永遠の共犯者にはなれなかったヒロの代わりに、テツは理伙と出会う。あらゆる人間を虜にしてしまう、自分と同じ存在の理伙。だからこそそこに母を重ねて甘えようとした。でも、理伙は自分という人間の本質を一瞬でも見てくれたテツにこそ、惹かれた。本質的には仲間なのに平行線のままの2人。最後、初めて犯される側になったテツは何を感じたのでしょうか。母に欲情する気持ちと同じくらい、彼自身が母になりたかったようにも見えました。自分を想ってくれる者の前で他者に乱暴され、そんな彼らに欲情され、愛する者を置いて人生を断ち切り、生きる者の心に永遠に君臨する罪悪、背徳、ただ1人のためだけに誂えられる甘美な地獄。どこまでも激しいエゴイズムに、悔しいけれど、周囲の人間は誘われてしまうのかもしれない。いろんな解釈があると思いますが、1人の人間の濃くて儚い人生を見れたことにとても満足しています。
「飼育係・理火」の原点、ヒロの兄・テツの物語、開幕。
テツとヒロのお母さんは、2人の目の前でレイプされ、自殺。
2人の心にはトラウマが植えつけられ、ヒロは「タスケテ」という言葉を聞くと咳が止まらなくなって自分がわからなくなってしまう。
テツは心が歪んで、小さな弟のヒロを愛する。間違ったやり方で。
近親相姦というより、明らかに「近親による性的虐待」。
何もわからず濃厚キスを受けていたヒロ。
布団の中で「いろんなところ」をくすぐられるヒロ。
寝たふりをして、覚えてない、何もなかった、としようとするヒロ。
自分が何をされているのか薄々気付き、酷い咳の発作を起こすヒロ。
一方犯す方のテツの心象風景は、100パーセントの純度でヒロを愛してる…
だから罪深いし、だから酷いし、だから怖い。
テツは父親に送り込まれた学校で、性的な駆け引きを利用してトップヒエラルキーである「サロン」の会長になっていた。

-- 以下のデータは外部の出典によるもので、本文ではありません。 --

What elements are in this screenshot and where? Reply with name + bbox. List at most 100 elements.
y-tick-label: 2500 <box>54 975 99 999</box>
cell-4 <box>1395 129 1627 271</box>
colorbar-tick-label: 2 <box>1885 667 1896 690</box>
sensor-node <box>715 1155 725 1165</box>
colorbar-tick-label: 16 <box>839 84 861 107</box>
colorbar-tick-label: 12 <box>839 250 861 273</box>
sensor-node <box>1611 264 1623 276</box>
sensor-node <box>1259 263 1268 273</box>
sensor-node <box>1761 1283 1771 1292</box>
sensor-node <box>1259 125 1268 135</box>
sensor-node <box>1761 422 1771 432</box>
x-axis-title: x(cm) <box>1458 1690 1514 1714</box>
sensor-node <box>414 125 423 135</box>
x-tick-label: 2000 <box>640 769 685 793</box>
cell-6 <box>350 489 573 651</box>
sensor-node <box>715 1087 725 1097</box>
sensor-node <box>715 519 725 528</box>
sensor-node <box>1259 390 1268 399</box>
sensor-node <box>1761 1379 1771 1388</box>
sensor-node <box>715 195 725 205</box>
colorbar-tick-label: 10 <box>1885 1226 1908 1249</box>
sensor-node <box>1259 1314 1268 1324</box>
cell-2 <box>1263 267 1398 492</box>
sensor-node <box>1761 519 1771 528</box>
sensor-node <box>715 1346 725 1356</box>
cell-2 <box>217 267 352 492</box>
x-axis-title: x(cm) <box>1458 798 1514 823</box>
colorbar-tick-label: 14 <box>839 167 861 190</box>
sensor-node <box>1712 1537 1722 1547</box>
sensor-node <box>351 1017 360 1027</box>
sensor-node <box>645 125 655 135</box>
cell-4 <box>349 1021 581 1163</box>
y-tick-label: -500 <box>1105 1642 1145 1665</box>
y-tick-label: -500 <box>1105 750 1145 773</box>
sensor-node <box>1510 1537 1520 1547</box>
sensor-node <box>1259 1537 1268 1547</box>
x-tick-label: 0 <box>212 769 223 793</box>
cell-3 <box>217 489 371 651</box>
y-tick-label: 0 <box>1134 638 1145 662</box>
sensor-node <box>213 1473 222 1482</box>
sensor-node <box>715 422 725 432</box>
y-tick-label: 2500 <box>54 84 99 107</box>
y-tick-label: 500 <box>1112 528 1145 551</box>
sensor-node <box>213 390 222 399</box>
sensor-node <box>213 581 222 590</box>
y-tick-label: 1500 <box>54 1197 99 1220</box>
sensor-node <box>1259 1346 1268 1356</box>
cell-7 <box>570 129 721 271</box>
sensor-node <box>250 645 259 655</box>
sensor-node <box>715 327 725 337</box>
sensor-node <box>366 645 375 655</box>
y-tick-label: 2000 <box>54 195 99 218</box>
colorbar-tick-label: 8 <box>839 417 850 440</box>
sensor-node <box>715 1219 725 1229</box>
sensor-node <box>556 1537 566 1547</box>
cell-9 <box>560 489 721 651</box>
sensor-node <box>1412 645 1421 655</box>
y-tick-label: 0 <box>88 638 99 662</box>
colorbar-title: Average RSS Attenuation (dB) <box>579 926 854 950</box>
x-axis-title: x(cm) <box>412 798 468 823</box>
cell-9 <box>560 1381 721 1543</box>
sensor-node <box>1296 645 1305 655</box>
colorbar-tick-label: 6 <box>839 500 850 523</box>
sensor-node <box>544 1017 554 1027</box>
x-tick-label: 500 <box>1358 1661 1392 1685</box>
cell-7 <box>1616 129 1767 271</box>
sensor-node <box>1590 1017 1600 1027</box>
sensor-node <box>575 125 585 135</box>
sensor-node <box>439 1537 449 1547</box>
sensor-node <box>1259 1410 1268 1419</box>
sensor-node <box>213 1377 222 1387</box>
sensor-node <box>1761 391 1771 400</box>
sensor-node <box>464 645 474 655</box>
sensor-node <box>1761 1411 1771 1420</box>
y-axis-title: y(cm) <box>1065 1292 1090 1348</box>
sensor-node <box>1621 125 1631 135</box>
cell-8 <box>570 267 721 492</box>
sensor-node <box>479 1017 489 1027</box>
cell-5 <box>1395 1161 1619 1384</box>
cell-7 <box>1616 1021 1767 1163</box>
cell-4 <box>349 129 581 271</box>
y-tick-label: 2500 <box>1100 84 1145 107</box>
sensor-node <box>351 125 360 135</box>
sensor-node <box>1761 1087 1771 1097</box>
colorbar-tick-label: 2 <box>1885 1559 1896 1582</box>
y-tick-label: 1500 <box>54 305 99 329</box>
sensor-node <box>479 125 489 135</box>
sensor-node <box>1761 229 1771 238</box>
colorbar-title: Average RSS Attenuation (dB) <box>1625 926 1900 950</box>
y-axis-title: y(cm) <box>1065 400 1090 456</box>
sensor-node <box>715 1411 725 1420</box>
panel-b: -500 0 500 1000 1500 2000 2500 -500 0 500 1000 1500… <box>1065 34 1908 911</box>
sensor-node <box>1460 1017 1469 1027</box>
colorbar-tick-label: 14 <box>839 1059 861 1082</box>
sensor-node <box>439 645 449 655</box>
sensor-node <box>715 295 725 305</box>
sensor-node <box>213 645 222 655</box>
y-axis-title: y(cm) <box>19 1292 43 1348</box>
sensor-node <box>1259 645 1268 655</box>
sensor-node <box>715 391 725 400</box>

そんな時、学内ですれちがったリカにお互い恋し合う。そして地獄へ道連れ。
この「テツとリカ」は、暴力とレイプ、支配と服従、精神の崩壊に満ちています。
リカとの関係でサロンとの軋轢が生まれ、テツは会長の座を追われてリンチとレイプの罰を受ける…解放ののち自ら首を吊るテツ。
そして残ったリカとヒロの物語が、「飼育係・理火」の上下巻に綴られています。
怖くて、エグくて、不幸で。
絶望しかないラスト。
何の救いもない。
この世界観、覚悟して読んでください。
みみみ。
迷宮のリコリスさん
ふふ、また一緒に祭りですね(*´艸`*)
耽美主義ももちろん手元に引っ張り出してきましたよ〜!
やっぱこういう暗いのが好きなんだなぁと実感しております。
私もしばらく本仁ワールドに浸かろうと思います。
迷宮のリコリス
みみみ。さん
みみみさんはこっちでしたか!
私は『グラン・ギニョール』から『耽美主義』を本棚からチョイスしました。
どちらにしろ本仁作品は麻薬のような中毒性がありますね。
私もしばらくはあれこれ読み返してしまいそうです。